The last ten years has seen a significant increase in knowledge in how the brain learns to read. These developments are summarised in popular and accessible form in Maryanne Wolf’s Proust and the Squid: The Story and Science of the Reading Brain, published by Icon Books in the UK. Pages 145 to 154 explain the processes and circuits used when we fixate on a word between saccades (around 250 milliseconds). The small image of a cave painting in the Bhimbetka rock shelters was taken by Sarbanidas Roy. The ‘tag’ image is my own.

Our new writing tools - Nokia phone

Our new writing tools.
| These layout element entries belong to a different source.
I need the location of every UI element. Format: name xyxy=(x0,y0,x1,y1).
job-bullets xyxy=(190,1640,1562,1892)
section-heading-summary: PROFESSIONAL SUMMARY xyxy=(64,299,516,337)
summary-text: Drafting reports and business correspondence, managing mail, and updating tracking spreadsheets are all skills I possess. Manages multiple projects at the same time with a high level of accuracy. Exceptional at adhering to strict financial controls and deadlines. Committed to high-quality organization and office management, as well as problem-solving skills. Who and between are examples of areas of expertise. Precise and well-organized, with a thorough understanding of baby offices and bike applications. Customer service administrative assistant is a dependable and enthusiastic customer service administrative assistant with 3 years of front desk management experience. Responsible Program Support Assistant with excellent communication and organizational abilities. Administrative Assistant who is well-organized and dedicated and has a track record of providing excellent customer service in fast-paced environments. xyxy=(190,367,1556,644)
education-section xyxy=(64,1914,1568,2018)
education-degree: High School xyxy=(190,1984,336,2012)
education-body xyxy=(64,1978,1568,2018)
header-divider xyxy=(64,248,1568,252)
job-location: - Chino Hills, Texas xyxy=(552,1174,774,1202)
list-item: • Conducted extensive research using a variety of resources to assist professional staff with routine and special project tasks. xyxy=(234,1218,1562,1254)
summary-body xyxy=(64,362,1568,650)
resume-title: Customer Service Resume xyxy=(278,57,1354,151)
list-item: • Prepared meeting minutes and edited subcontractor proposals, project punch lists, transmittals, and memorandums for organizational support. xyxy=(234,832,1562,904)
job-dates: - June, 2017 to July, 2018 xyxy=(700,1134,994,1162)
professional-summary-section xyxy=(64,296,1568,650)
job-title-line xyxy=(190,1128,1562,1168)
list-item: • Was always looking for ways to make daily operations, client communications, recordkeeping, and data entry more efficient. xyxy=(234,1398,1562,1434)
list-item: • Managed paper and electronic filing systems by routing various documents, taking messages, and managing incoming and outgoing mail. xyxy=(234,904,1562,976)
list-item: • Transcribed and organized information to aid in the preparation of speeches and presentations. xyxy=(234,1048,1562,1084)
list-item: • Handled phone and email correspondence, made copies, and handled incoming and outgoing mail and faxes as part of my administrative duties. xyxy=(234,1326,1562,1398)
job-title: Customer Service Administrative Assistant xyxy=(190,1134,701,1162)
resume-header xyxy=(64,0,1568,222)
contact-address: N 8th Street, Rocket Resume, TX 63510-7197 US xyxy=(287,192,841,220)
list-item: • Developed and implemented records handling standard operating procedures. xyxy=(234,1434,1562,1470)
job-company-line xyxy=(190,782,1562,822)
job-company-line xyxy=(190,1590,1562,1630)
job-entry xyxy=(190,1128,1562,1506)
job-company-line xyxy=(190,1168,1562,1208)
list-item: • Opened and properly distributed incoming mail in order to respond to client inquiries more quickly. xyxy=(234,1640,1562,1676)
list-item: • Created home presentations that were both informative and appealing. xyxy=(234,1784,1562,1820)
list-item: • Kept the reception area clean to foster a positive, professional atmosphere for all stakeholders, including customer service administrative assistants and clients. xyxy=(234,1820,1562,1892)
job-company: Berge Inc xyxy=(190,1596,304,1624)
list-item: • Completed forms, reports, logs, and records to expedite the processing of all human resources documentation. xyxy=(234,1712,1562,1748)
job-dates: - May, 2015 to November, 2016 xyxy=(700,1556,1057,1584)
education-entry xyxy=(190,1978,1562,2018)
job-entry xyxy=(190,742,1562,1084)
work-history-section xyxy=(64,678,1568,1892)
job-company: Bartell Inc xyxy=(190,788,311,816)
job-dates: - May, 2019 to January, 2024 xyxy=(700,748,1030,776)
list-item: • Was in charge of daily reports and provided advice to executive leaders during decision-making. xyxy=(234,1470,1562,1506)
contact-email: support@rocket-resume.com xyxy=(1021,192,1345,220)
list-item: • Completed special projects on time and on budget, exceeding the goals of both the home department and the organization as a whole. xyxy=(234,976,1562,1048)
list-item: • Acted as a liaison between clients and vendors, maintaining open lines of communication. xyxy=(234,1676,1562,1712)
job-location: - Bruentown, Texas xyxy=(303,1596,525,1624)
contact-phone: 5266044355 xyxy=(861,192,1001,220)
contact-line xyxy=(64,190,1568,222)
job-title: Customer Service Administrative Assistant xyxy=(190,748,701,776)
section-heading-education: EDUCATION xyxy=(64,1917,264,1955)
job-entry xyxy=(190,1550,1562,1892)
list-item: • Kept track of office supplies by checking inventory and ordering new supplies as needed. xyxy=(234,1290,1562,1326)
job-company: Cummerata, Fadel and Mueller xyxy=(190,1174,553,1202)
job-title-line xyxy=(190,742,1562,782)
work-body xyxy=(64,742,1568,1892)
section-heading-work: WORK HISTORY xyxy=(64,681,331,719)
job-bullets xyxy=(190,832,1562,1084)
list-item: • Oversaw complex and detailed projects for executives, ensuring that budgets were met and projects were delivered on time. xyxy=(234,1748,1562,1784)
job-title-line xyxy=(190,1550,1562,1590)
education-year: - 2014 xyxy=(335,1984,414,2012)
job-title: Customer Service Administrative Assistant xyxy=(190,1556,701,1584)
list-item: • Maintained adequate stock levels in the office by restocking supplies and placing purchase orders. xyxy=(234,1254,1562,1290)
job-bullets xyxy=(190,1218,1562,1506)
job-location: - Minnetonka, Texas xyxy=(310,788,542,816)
I rendered the outside of the poster as a greyscale to underline the way some people find the online world more engaging than “R.L.” (‘real life’). As one of Sherry Turkle’s students put it some years ago, “RL is just one more window, and it’s usually not my best one“.

cultural blackspot - artist poster East Side building site fence - Digbeth iBaby - artist poster - East Side building site fence Digbeth

East Side in Digbeth is undergoing significant development at present. These two artist posters appeared on a building fence site. The iBaby image is very simple: it is a scan of an old doll. When you scan a three dimensional image, only the parts of the object in contact with the scanner bed will be in sharp focus, there will be a very fast loss of focus and illumination as you move away from the scanner bed.